CVE-2023-5058

Vulnerability

A vulnerability in Phoenix SecureCore™ Technology™ 4, a UEFI firmware, arises from improper input validation during the parsing of user-supplied splash screen images (logo images) at early boot. The flaw exists in image parsing libraries that process these image files from the EFI system partition (ESP) [1]. Because these libraries run in a high-privilege context (the UEFI Driver Execution Environment, DXE), a malicious or malformed image can trigger a buffer overflow or other parsing error, leading to denial-of-service or arbitrary code execution [2]. Affected versions include all releases of Phoenix SecureCore™ Technology™ 4 prior to the fixed firmware update [2].

Exploitation

An attacker must have local privileged access (e.g., administrator-level or the ability to modify files on the ESP) to place a specially crafted splash screen image in the ESP [1]. No user interaction is required beyond the attacker's ability to write to the ESP; the vulnerable code path is triggered automatically during the next system boot. Additionally, an attacker could bundle a malicious image into a firmware update package, exploiting the vulnerability during a firmware flash [1].

Impact

Successful exploitation allows the attacker to execute arbitrary code in the UEFI DXE phase, which operates at the highest privilege level in the firmware environment [2]. This can bypass Secure Boot mechanisms, compromise system integrity, and enable persistent, stealthy control over the device [2]. The attacker could also cause a denial-of-service, preventing the system from booting normally.
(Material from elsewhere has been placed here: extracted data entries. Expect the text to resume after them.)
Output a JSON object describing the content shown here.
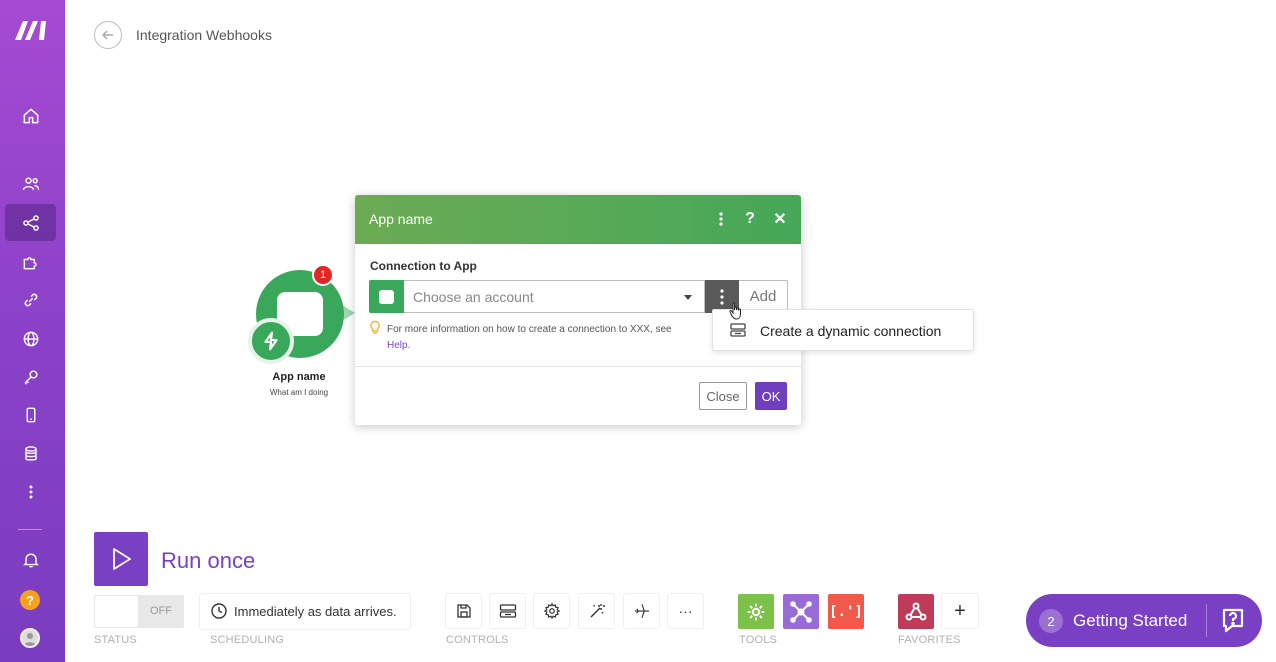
{
  "sidebar": {
    "logo": "make-logo",
    "items": [
      {
        "name": "home-icon"
      },
      {
        "name": "team-icon"
      },
      {
        "name": "share-icon",
        "active": true
      },
      {
        "name": "puzzle-icon"
      },
      {
        "name": "link-icon"
      },
      {
        "name": "globe-icon"
      },
      {
        "name": "key-icon"
      },
      {
        "name": "phone-icon"
      },
      {
        "name": "database-icon"
      },
      {
        "name": "more-vertical-icon"
      }
    ],
    "bell": "bell-icon",
    "help_label": "?",
    "avatar": "avatar"
  },
  "header": {
    "title": "Integration Webhooks"
  },
  "module": {
    "name": "App name",
    "subtitle": "What am I doing",
    "badge_count": "1",
    "color": "#3aa85a"
  },
  "dialog": {
    "title": "App name",
    "help_icon_label": "?",
    "close_icon_label": "✕",
    "connection_label": "Connection to App",
    "account_placeholder": "Choose an account",
    "add_label": "Add",
    "hint_text": "For more information on how to create a connection to XXX, see",
    "hint_link": "Help.",
    "close_label": "Close",
    "ok_label": "OK",
    "header_color": "#45a858"
  },
  "dropdown": {
    "label": "Create a dynamic connection"
  },
  "bottom": {
    "run_label": "Run once",
    "toggle_label": "OFF",
    "status_caption": "STATUS",
    "scheduling_text": "Immediately as data arrives.",
    "scheduling_caption": "SCHEDULING",
    "controls_caption": "CONTROLS",
    "controls": [
      "save-icon",
      "notes-icon",
      "settings-icon",
      "magic-wand-icon",
      "airplane-icon",
      "ellipsis-icon"
    ],
    "ellipsis_label": "···",
    "tools_caption": "TOOLS",
    "tools": [
      {
        "name": "tools-gear-icon",
        "color": "#7cc24a"
      },
      {
        "name": "flow-control-icon",
        "color": "#9a6bd6"
      },
      {
        "name": "text-parser-icon",
        "color": "#f05a4a",
        "label": "[.']"
      }
    ],
    "favorites_caption": "FAVORITES",
    "favorites": [
      {
        "name": "webhooks-icon",
        "color": "#c03a5a"
      }
    ],
    "add_favorite_label": "+",
    "accent": "#7a40c4"
  },
  "getting_started": {
    "count": "2",
    "label": "Getting Started"
  }
}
The compromise is at the firmware level, making it difficult to detect or remove by standard OS security measures.

Mitigation

Phoenix Technologies recommends customers update their firmware to the latest version provided by their hardware vendor, which includes a fix for this vulnerability [2]. The specific release date of the patched firmware may vary by vendor. If no update is yet available, organizations should restrict physical and administrative access to systems to reduce the risk of local exploitation. There is no known workaround that does not involve a firmware update. This CVE is not currently listed on the CISA Known Exploited Vulnerabilities (KEV) catalog.